If they weren’t, it would be difficult to understand why a particular academic discipline has been neglected in the three capitals of the German-speaking world for many years, despite the fact that it remains very popular among students and plays an important role in advising policy makers. Communication science has been overshadowed as a field for far too long. It is obvious that the discipline should be an important sparring partner and impulse generator at the seats of government – given all the ardent questions and problems arising for politics and society, as well as for journalism and the media in the Internet age as a consequence of modern communication technologies.   

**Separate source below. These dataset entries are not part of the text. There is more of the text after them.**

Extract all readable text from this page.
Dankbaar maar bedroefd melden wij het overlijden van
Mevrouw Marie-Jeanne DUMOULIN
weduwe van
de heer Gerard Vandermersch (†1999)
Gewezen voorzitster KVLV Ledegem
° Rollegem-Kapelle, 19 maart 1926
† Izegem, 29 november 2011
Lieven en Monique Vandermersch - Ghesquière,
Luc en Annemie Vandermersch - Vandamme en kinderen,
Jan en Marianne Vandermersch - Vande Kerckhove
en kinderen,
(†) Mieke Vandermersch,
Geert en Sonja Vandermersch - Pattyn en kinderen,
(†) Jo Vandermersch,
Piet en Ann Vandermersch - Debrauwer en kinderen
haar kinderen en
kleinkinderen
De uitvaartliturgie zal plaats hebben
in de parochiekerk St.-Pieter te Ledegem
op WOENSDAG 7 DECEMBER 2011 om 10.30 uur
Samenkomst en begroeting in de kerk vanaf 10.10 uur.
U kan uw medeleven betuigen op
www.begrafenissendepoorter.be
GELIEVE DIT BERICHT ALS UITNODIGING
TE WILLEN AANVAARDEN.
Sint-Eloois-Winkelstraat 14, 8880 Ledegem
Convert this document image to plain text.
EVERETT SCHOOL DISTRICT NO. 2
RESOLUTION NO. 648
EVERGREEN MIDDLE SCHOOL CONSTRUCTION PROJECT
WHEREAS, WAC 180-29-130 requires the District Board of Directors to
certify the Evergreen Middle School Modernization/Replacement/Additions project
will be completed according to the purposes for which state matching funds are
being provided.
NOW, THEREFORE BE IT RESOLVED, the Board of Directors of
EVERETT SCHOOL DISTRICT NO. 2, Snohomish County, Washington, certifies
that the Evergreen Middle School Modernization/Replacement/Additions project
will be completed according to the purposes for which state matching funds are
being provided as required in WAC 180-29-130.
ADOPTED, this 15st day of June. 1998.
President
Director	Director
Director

For many years, university boards in Berlin, Bern and Vienna have tolerated deficiencies which made it nearly impossible for academic teachers – despite good will – to provide acceptable conditions of professional training in communication sciences. Meanwhile, internal developments within the three universities may create a fresh atmosphere of budding innovation and hopefulness. Vacant positions have been and will be filled, and the discipline of communication science is expected to gain profile.

Klaus Schönbach, a renowned professor of communication who in May transferred from the University of Amsterdam to the Austrian capital will soon be facing a Herculean task. Meeting the challenge, he will have a unique opportunity to practice what he has been successfully teaching for many years: persuasive communication. We hope for his success in Vienna, where such extraordinary researchers like Paul Lazarsfeld have laid cornerstones of the discipline. Schönbach’s ability to convince may help implement what he has long seen as a major task of journalism (and a characteristic of excellence in research): to reliably provide surprises. To be more precise, both new and senior faculty should make the discipline shine anew in Vienna (as well as in Berlin and Bern), and research should fulfil their mission for the democratic society, contributing might to their quest for the continued survival of journalism and quality media in such turbulent times.